Division of Biomedical Statistics and Informatics, Department of Health Sciences Research, Mayo Clinic, 200 1st St SW, Rochester, MN 55905, USA.
BMC Genomics. 2012 Jul 7;13:304. doi: 10.1186/1471-2164-13-304.
mRNA expression data from next generation sequencing platforms is obtained in the form of counts per gene or exon. Counts have classically been assumed to follow a Poisson distribution in which the variance is equal to the mean. The Negative Binomial distribution which allows for over-dispersion, i.e., for the variance to be greater than the mean, is commonly used to model count data as well.

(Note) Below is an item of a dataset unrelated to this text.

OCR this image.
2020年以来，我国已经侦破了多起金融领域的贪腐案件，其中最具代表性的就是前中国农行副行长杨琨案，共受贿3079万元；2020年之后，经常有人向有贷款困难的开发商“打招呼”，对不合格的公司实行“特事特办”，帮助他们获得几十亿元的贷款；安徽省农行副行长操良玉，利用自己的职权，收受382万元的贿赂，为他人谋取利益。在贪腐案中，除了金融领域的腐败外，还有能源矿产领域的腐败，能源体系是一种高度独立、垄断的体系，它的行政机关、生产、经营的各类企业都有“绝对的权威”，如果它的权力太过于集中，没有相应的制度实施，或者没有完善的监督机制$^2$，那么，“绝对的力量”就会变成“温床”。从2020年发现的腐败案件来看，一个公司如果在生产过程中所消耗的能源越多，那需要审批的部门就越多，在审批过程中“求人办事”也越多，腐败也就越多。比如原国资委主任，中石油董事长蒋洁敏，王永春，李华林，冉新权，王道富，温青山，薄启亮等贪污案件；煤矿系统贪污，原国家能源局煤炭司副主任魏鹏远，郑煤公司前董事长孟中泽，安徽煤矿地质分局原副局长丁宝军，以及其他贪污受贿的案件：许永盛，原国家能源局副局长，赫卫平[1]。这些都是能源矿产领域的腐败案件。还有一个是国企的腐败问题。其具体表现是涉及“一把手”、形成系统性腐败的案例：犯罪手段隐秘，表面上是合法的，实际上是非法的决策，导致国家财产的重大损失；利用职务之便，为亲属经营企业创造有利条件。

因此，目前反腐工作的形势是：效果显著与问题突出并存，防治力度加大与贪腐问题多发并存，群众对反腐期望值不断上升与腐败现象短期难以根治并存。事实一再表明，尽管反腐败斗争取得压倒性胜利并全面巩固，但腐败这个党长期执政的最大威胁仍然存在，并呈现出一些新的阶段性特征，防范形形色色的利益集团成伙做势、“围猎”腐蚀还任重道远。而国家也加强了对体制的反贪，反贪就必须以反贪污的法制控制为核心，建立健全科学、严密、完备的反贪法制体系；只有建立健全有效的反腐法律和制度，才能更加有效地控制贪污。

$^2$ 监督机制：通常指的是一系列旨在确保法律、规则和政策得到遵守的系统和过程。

In mRNA-Seq data from 25 subjects, we found technical variation to generally follow a Poisson distribution as has been reported previously and biological variability was over-dispersed relative to the Poisson model. The mean-variance relationship across all genes was quadratic, in keeping with a Negative Binomial (NB) distribution. Over-dispersed Poisson and NB distributional assumptions demonstrated marked improvements in goodness-of-fit (GOF) over the standard Poisson model assumptions, but with evidence of over-fitting in some genes. Modeling of experimental effects improved GOF for high variance genes but increased the over-fitting problem.
These conclusions will guide development of analytical strategies for accurate modeling of variance structure in these data and sample size determination which in turn will aid in the identification of true biological signals that inform our understanding of biological systems.
下一代测序平台的 mRNA 表达数据以每个基因或外显子的计数形式获得。传统上,计数被假定遵循泊松分布,其中方差等于均值。负二项分布允许过度分散,即方差大于均值,也常用于对计数数据进行建模。
在 25 名受试者的 mRNA-Seq 数据中,我们发现技术变异通常遵循泊松分布,如先前报道的那样,并且与泊松模型相比,生物变异性呈过度分散。所有基因的均值-方差关系呈二次曲线,符合负二项式(NB)分布。与标准泊松模型假设相比,过度分散的泊松和 NB 分布假设显著改善了拟合优度(GOF),但在某些基因中存在过度拟合的证据。实验效应的建模提高了高方差基因的拟合优度,但增加了过度拟合问题。
这些结论将指导针对这些数据中方差结构的准确建模和样本量确定的分析策略的开发,这反过来将有助于识别真实的生物学信号,从而帮助我们理解生物系统。